In anticipation of this problem, Neil knew there were letters waiting for him at another two post offices in the area. He could drive to one of the other towns and attempt to collect his mail, or else he could wait here and persevere. He decided to stay and wait until later, given that he wanted to be sure that at least one local post office knew how the obscure poste restante system was supposed to operate.
Returning to the newsagent and purchasing a glossy magazine about electronic gadgets, he then walked back to the café and got another mug of tea. After killing an hour or so, he went to the supermarket and bought cornish pasties, pork pies, sausage rolls, pre-made sandwiches, energy drinks, bottled water, fruit squash, chewy sweets and some cakes. He spent time browsing all the shelves even though he knew that he was only buying some very specific items.
He walked back into the post office at 10:35am. The lady was serving another customer and Neil waited in line.
"Hi" said the lady.
"Hi. I was here earlier" said Neil.
"Yes. I haven't phoned my manager yet" she said.
Again, Neil didn't reply or move. He just stood expectantly waiting. The post office was now empty.
"OK. Give me a second" she huffed.
Getting out her mobile, the lady tapped at the buttons and half-turned her back on Neil as she raised the phone to her ear. After a brief conversation she hung up and turned back to Neil.
"Alright. We've got something for you. I've just got to try and find it" she said.
Neil couldn't stifle a broad smile that spread across his face. A huge weight of tension was released from his body, but also a nauseous feeling twisted his stomach into a knot. His heart pounded, his face felt hot and his palms started to get sweaty.
The lady went into a store room in the back and spent a long while rummaging in various boxes and bags before eventually returning with an envelope. Neil's pulse raced and his breathing quickened as he saw her holding a white letter.
"Can I see your ID again, please?" she asked.
Neil fumbled for his pockets and got out his driving license, which he offered with a slightly trembling hand.
"Yes. That's me" Neil replied.
The lady momentarily studied the photo. This didn't worry Neil. It was his photo, even though it wasn't his name, address or nationality. She handed over the envelope.
"Thanks" said Neil.
He walked so fast that he was very hot and sweaty when he reached the van. Tossing the bags of shopping into the passenger footwell, he carefully stowed his envelope in the glove compartment and started the engine with shaking hands.

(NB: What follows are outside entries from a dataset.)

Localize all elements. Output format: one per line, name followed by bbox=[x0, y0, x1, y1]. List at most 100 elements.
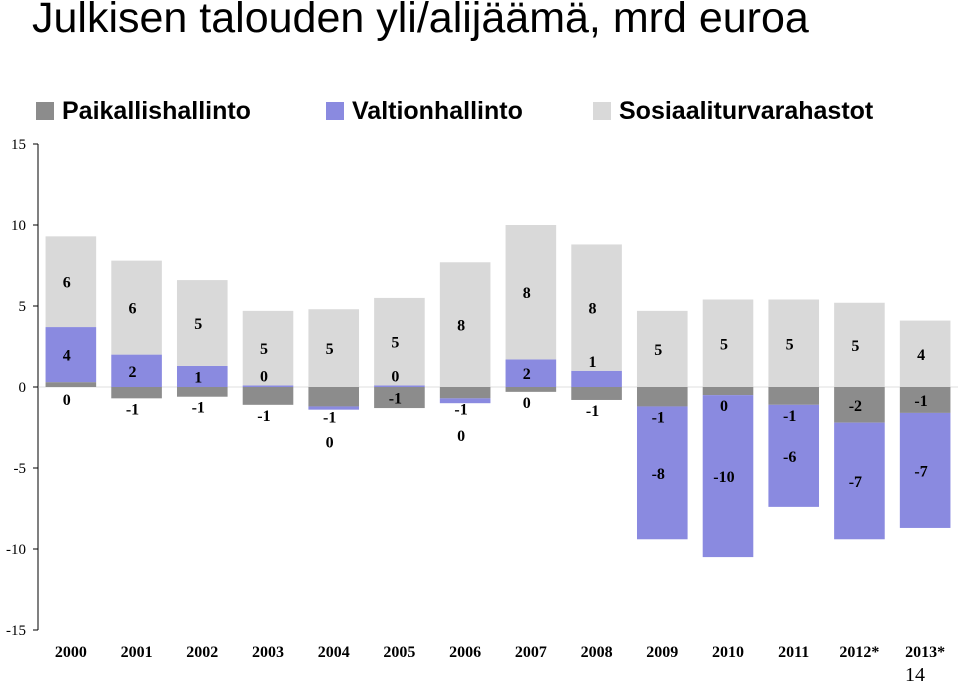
x-tick-label: 2013* bbox=[905, 644, 945, 661]
bar-valtionhallinto-2013e bbox=[899, 412, 951, 528]
legend-swatch-paikallishallinto bbox=[36, 102, 54, 120]
data-label-sosiaaliturvarahastot: 5 bbox=[786, 336, 794, 353]
legend-label-valtionhallinto: Valtionhallinto bbox=[352, 96, 523, 125]
data-label-valtionhallinto: 0 bbox=[457, 428, 465, 445]
y-tick-label: 5 bbox=[19, 299, 27, 315]
page-number: 14 bbox=[905, 664, 925, 686]
bar-sosiaaliturvarahastot-2000 bbox=[45, 236, 97, 328]
bar-sosiaaliturvarahastot-2005 bbox=[374, 297, 425, 386]
data-label-valtionhallinto: 1 bbox=[589, 354, 597, 371]
data-label-sosiaaliturvarahastot: 8 bbox=[523, 285, 531, 302]
data-label-paikallishallinto: -1 bbox=[257, 408, 270, 425]
bar-valtionhallinto-2011 bbox=[768, 404, 820, 507]
y-tick-label: -15 bbox=[6, 623, 26, 639]
data-label-sosiaaliturvarahastot: 5 bbox=[194, 316, 202, 333]
bar-sosiaaliturvarahastot-2004 bbox=[308, 309, 360, 387]
x-tick-label: 2009 bbox=[646, 644, 678, 661]
data-label-valtionhallinto: 2 bbox=[129, 364, 137, 381]
bar-valtionhallinto-2009 bbox=[636, 406, 688, 540]
data-label-valtionhallinto: 0 bbox=[260, 368, 268, 385]
legend-label-sosiaaliturvarahastot: Sosiaaliturvarahastot bbox=[619, 96, 874, 125]
bar-valtionhallinto-2007 bbox=[505, 359, 557, 387]
bar-paikallishallinto-2005 bbox=[374, 387, 425, 409]
data-label-sosiaaliturvarahastot: 6 bbox=[63, 275, 71, 292]
data-label-valtionhallinto: 4 bbox=[63, 348, 71, 365]
bar-paikallishallinto-2000 bbox=[45, 382, 97, 387]
data-label-paikallishallinto: 0 bbox=[720, 398, 728, 415]
data-label-valtionhallinto: -6 bbox=[783, 449, 796, 466]
data-label-sosiaaliturvarahastot: 4 bbox=[917, 347, 925, 364]
data-label-paikallishallinto: -1 bbox=[454, 401, 467, 418]
data-label-valtionhallinto: 0 bbox=[391, 368, 399, 385]
bar-paikallishallinto-2008 bbox=[571, 387, 622, 400]
data-label-sosiaaliturvarahastot: 5 bbox=[260, 341, 268, 358]
x-tick-label: 2007 bbox=[515, 644, 547, 661]
bar-paikallishallinto-2004 bbox=[308, 387, 360, 407]
bar-valtionhallinto-2006 bbox=[439, 398, 491, 404]
legend-item-sosiaaliturvarahastot: Sosiaaliturvarahastot bbox=[593, 94, 873, 128]
data-label-paikallishallinto: -1 bbox=[586, 403, 599, 420]
bar-valtionhallinto-2012e bbox=[834, 422, 885, 540]
x-tick-label: 2010 bbox=[712, 644, 744, 661]
data-label-sosiaaliturvarahastot: 8 bbox=[457, 318, 465, 335]
y-tick-label: -10 bbox=[6, 542, 26, 558]
bar-valtionhallinto-2000 bbox=[45, 327, 97, 383]
legend-swatch-sosiaaliturvarahastot bbox=[593, 102, 611, 120]
bar-paikallishallinto-2013e bbox=[899, 387, 951, 413]
data-label-paikallishallinto: -2 bbox=[849, 398, 862, 415]
data-label-valtionhallinto: -7 bbox=[914, 463, 927, 480]
legend-swatch-valtionhallinto bbox=[326, 102, 344, 120]
data-label-valtionhallinto: 1 bbox=[194, 369, 202, 386]
data-label-valtionhallinto: -10 bbox=[713, 469, 734, 486]
bar-paikallishallinto-2007 bbox=[505, 387, 557, 392]
data-label-paikallishallinto: -1 bbox=[652, 409, 665, 426]
data-label-paikallishallinto: -1 bbox=[192, 400, 205, 417]
legend-label-paikallishallinto: Paikallishallinto bbox=[62, 96, 251, 125]
bar-sosiaaliturvarahastot-2013e bbox=[899, 320, 951, 387]
bar-sosiaaliturvarahastot-2006 bbox=[439, 262, 491, 387]
bar-paikallishallinto-2012e bbox=[834, 387, 885, 423]
x-tick-label: 2003 bbox=[252, 644, 284, 661]
bar-paikallishallinto-2011 bbox=[768, 387, 820, 405]
bar-valtionhallinto-2001 bbox=[111, 354, 162, 387]
bar-sosiaaliturvarahastot-2003 bbox=[242, 310, 294, 386]
x-tick-label: 2002 bbox=[186, 644, 218, 661]
data-label-sosiaaliturvarahastot: 5 bbox=[654, 342, 662, 359]
data-label-sosiaaliturvarahastot: 8 bbox=[589, 301, 597, 318]
bar-paikallishallinto-2010 bbox=[702, 387, 754, 396]
y-tick-label: 10 bbox=[11, 218, 26, 234]
data-label-paikallishallinto: -1 bbox=[783, 408, 796, 425]
bar-sosiaaliturvarahastot-2002 bbox=[176, 280, 228, 366]
x-tick-label: 2005 bbox=[383, 644, 415, 661]
data-label-paikallishallinto: 0 bbox=[523, 395, 531, 412]
data-label-valtionhallinto: -7 bbox=[849, 474, 862, 491]
bar-paikallishallinto-2009 bbox=[636, 387, 688, 407]
bar-paikallishallinto-2006 bbox=[439, 387, 491, 399]
data-label-sosiaaliturvarahastot: 5 bbox=[851, 338, 859, 355]
bar-sosiaaliturvarahastot-2009 bbox=[636, 310, 688, 387]
y-tick-label: 15 bbox=[11, 137, 26, 153]
bar-sosiaaliturvarahastot-2001 bbox=[111, 260, 162, 355]
bar-sosiaaliturvarahastot-2012e bbox=[834, 302, 885, 387]
y-tick-label: 0 bbox=[19, 380, 27, 396]
data-label-paikallishallinto: -1 bbox=[126, 401, 139, 418]
data-label-paikallishallinto: -1 bbox=[389, 391, 402, 408]
legend-item-valtionhallinto: Valtionhallinto bbox=[326, 94, 523, 128]
data-label-paikallishallinto: -1 bbox=[323, 409, 336, 426]
x-tick-label: 2001 bbox=[121, 644, 153, 661]
bar-sosiaaliturvarahastot-2010 bbox=[702, 299, 754, 387]
data-label-sosiaaliturvarahastot: 5 bbox=[720, 336, 728, 353]
data-label-paikallishallinto: 0 bbox=[63, 392, 71, 409]
data-label-valtionhallinto: 0 bbox=[326, 435, 334, 452]
data-label-paikallishallinto: -1 bbox=[914, 393, 927, 410]
x-tick-label: 2000 bbox=[55, 644, 87, 661]
legend-item-paikallishallinto: Paikallishallinto bbox=[36, 94, 251, 128]
bar-sosiaaliturvarahastot-2007 bbox=[505, 225, 557, 360]
data-label-sosiaaliturvarahastot: 6 bbox=[129, 301, 137, 318]
bar-sosiaaliturvarahastot-2011 bbox=[768, 299, 820, 387]
y-tick-label: -5 bbox=[14, 461, 27, 477]
data-label-valtionhallinto: 2 bbox=[523, 366, 531, 383]
bar-valtionhallinto-2005 bbox=[374, 385, 425, 387]
bar-paikallishallinto-2003 bbox=[242, 387, 294, 405]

It was hard for him not to drive back to the caravan excessively fast, but he had to be careful. A road accident would spell disaster. He was so close to reaping the rewards from his well-executed preparations. He knew that he needed a little more patience in the final leg of his long journey, even though it had been an agonising wait.
Back in the caravan, Neil dumped the shopping bags on the kitchenette worktop, which had nothing on it except a little dust and dirt. There was no rubbish in the caravan, nothing on the floor, the curtains were open and the windows were not obscured by anything except dirt. He sat down at the dining table, tore open the envelope and pulled out a leaflet with a picture of an oriental temple on the front. Unfolding the leaflet on the table, there was something sellotaped inside, which Neil tore off the glossy paper.
Although he had felt that the caravan was perfectly private, isolated, remote and hidden by the dense foliage of the trees on all sides, he still felt a momentary pang of paranoia - like he was being watched - which drove him into the bedroom, where he closed the curtains and shut the door behind himself.